Jumping ship…
As we all know, successive models of the one car tend to get larger.
A Corolla is now bigger than the original Crown; the new-age Mini is vastly bigger than the original; the current VE Commodore is very much larger than the first VB model.
Bigger is apparently better, until the size has grown so much that there’s a created place for a new, smaller model – like in the Corolla’s case, the Echo and then the Yaris. (Or in the Honda Civic’s case, the Jazz – there are many examples of the phenomenon.)
But the Holden Commodore has proved rather problematic. The newer, smaller models designed to slot in where the Commodore once was have not been very successful – the Vectra being the expensive case in point. So now we have the much cheaper Epica, which in terms of cars like the original sized VB-VL model Commodores, is actually large indeed. (But despite its size, it’s still smaller than the current VE Commodore…)

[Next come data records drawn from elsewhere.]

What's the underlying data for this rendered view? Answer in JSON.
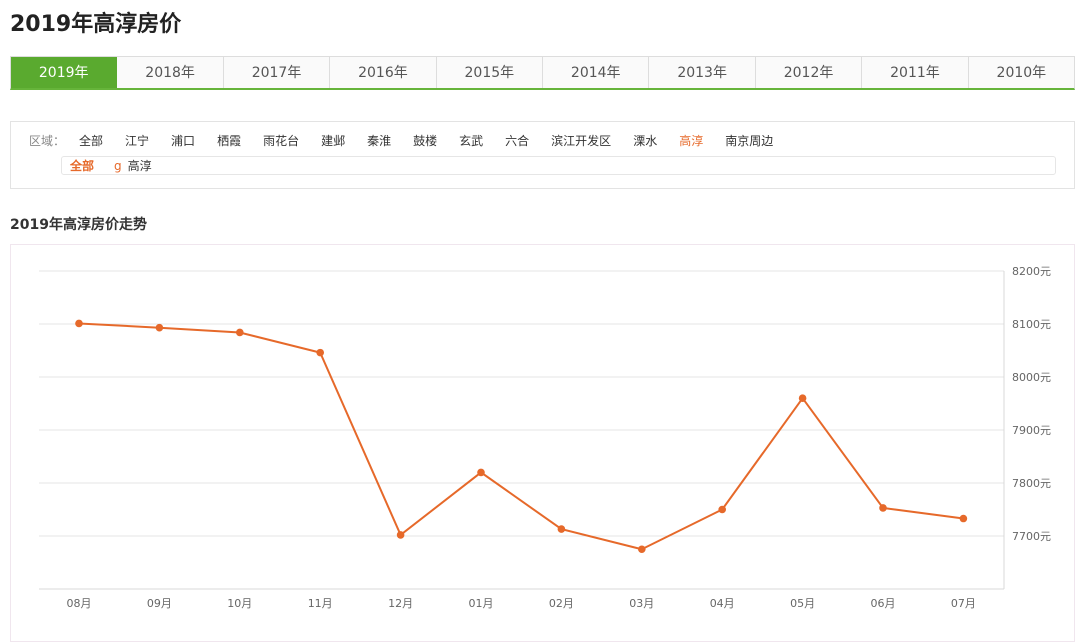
{
  "page": {
    "title": "2019年高淳房价"
  },
  "year_tabs": [
    {
      "label": "2019年",
      "active": true
    },
    {
      "label": "2018年",
      "active": false
    },
    {
      "label": "2017年",
      "active": false
    },
    {
      "label": "2016年",
      "active": false
    },
    {
      "label": "2015年",
      "active": false
    },
    {
      "label": "2014年",
      "active": false
    },
    {
      "label": "2013年",
      "active": false
    },
    {
      "label": "2012年",
      "active": false
    },
    {
      "label": "2011年",
      "active": false
    },
    {
      "label": "2010年",
      "active": false
    }
  ],
  "filters": {
    "region_label": "区域：",
    "regions": [
      {
        "label": "全部",
        "active": false
      },
      {
        "label": "江宁",
        "active": false
      },
      {
        "label": "浦口",
        "active": false
      },
      {
        "label": "栖霞",
        "active": false
      },
      {
        "label": "雨花台",
        "active": false
      },
      {
        "label": "建邺",
        "active": false
      },
      {
        "label": "秦淮",
        "active": false
      },
      {
        "label": "鼓楼",
        "active": false
      },
      {
        "label": "玄武",
        "active": false
      },
      {
        "label": "六合",
        "active": false
      },
      {
        "label": "滨江开发区",
        "active": false
      },
      {
        "label": "溧水",
        "active": false
      },
      {
        "label": "高淳",
        "active": true
      },
      {
        "label": "南京周边",
        "active": false
      }
    ],
    "sub": {
      "all_label": "全部",
      "marker": "g",
      "item": "高淳"
    }
  },
  "colors": {
    "accent_green": "#5aaa2f",
    "line_orange": "#e6692a",
    "active_text": "#e6692a"
  },
  "chart_data": {
    "type": "line",
    "title": "2019年高淳房价走势",
    "categories": [
      "08月",
      "09月",
      "10月",
      "11月",
      "12月",
      "01月",
      "02月",
      "03月",
      "04月",
      "05月",
      "06月",
      "07月"
    ],
    "values": [
      8101,
      8093,
      8084,
      8046,
      7702,
      7820,
      7713,
      7675,
      7750,
      7960,
      7753,
      7733
    ],
    "ylim": [
      7600,
      8200
    ],
    "yticks": [
      "8200元",
      "8100元",
      "8000元",
      "7900元",
      "7800元",
      "7700元"
    ],
    "ytick_values": [
      8200,
      8100,
      8000,
      7900,
      7800,
      7700
    ],
    "y_axis_side": "right",
    "grid": true,
    "legend": "none"
  }
}
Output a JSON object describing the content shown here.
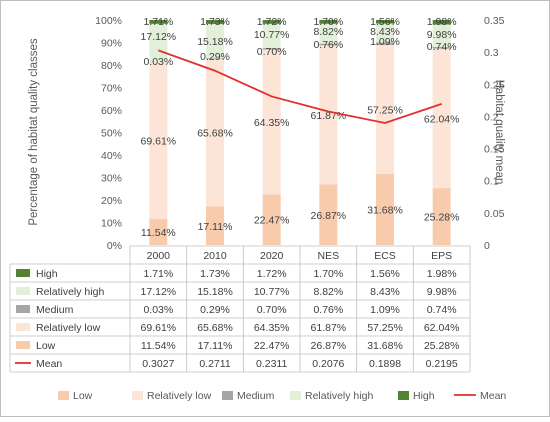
{
  "chart_data": {
    "type": "bar",
    "stacked": true,
    "categories": [
      "2000",
      "2010",
      "2020",
      "NES",
      "ECS",
      "EPS"
    ],
    "ylabel": "Percentage of habitat quality classes",
    "y2label": "Habitat quality  mean",
    "ylim": [
      0,
      100
    ],
    "y2lim": [
      0,
      0.35
    ],
    "yticks": [
      "0%",
      "10%",
      "20%",
      "30%",
      "40%",
      "50%",
      "60%",
      "70%",
      "80%",
      "90%",
      "100%"
    ],
    "y2ticks": [
      "0",
      "0.05",
      "0.1",
      "0.15",
      "0.2",
      "0.25",
      "0.3",
      "0.35"
    ],
    "series": [
      {
        "name": "Low",
        "kind": "bar",
        "color": "#f8cbad",
        "values": [
          11.54,
          17.11,
          22.47,
          26.87,
          31.68,
          25.28
        ],
        "labels": [
          "11.54%",
          "17.11%",
          "22.47%",
          "26.87%",
          "31.68%",
          "25.28%"
        ]
      },
      {
        "name": "Relatively low",
        "kind": "bar",
        "color": "#fce4d6",
        "values": [
          69.61,
          65.68,
          64.35,
          61.87,
          57.25,
          62.04
        ],
        "labels": [
          "69.61%",
          "65.68%",
          "64.35%",
          "61.87%",
          "57.25%",
          "62.04%"
        ]
      },
      {
        "name": "Medium",
        "kind": "bar",
        "color": "#a6a6a6",
        "values": [
          0.03,
          0.29,
          0.7,
          0.76,
          1.09,
          0.74
        ],
        "labels": [
          "0.03%",
          "0.29%",
          "0.70%",
          "0.76%",
          "1.09%",
          "0.74%"
        ]
      },
      {
        "name": "Relatively high",
        "kind": "bar",
        "color": "#e2f0d9",
        "values": [
          17.12,
          15.18,
          10.77,
          8.82,
          8.43,
          9.98
        ],
        "labels": [
          "17.12%",
          "15.18%",
          "10.77%",
          "8.82%",
          "8.43%",
          "9.98%"
        ]
      },
      {
        "name": "High",
        "kind": "bar",
        "color": "#548235",
        "values": [
          1.71,
          1.73,
          1.72,
          1.7,
          1.56,
          1.98
        ],
        "labels": [
          "1.71%",
          "1.73%",
          "1.72%",
          "1.70%",
          "1.56%",
          "1.98%"
        ]
      },
      {
        "name": "Mean",
        "kind": "line",
        "axis": "y2",
        "color": "#e03030",
        "values": [
          0.3027,
          0.2711,
          0.2311,
          0.2076,
          0.1898,
          0.2195
        ],
        "labels": [
          "0.3027",
          "0.2711",
          "0.2311",
          "0.2076",
          "0.1898",
          "0.2195"
        ]
      }
    ],
    "table_order": [
      "High",
      "Relatively high",
      "Medium",
      "Relatively low",
      "Low",
      "Mean"
    ],
    "legend_order": [
      "Low",
      "Relatively low",
      "Medium",
      "Relatively high",
      "High",
      "Mean"
    ],
    "legend_position": "bottom"
  }
}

So what does it take for a long-time Commodore owner to finally jump ship? You know, the older person who has driven Commodore models continuously since their 1978 release? (For Commodores and Falcons, it wouldn’t surprise me if people in the ‘have-always-driven-them’ category make up half of the current private buyers.)
Do these people just religiously follow the upgrading in size, the upgrading in power, and the upgrading in weight? Or at some point, perhaps now with children having left the nest, do they say to themselves that the new iteration of the model simply doesn’t suit, and it’s time to get a car that isn’t smaller than their current model – it just isn’t yet again bigger. To step out of a VZ Commodore, not into a VE but into an Epica, for example.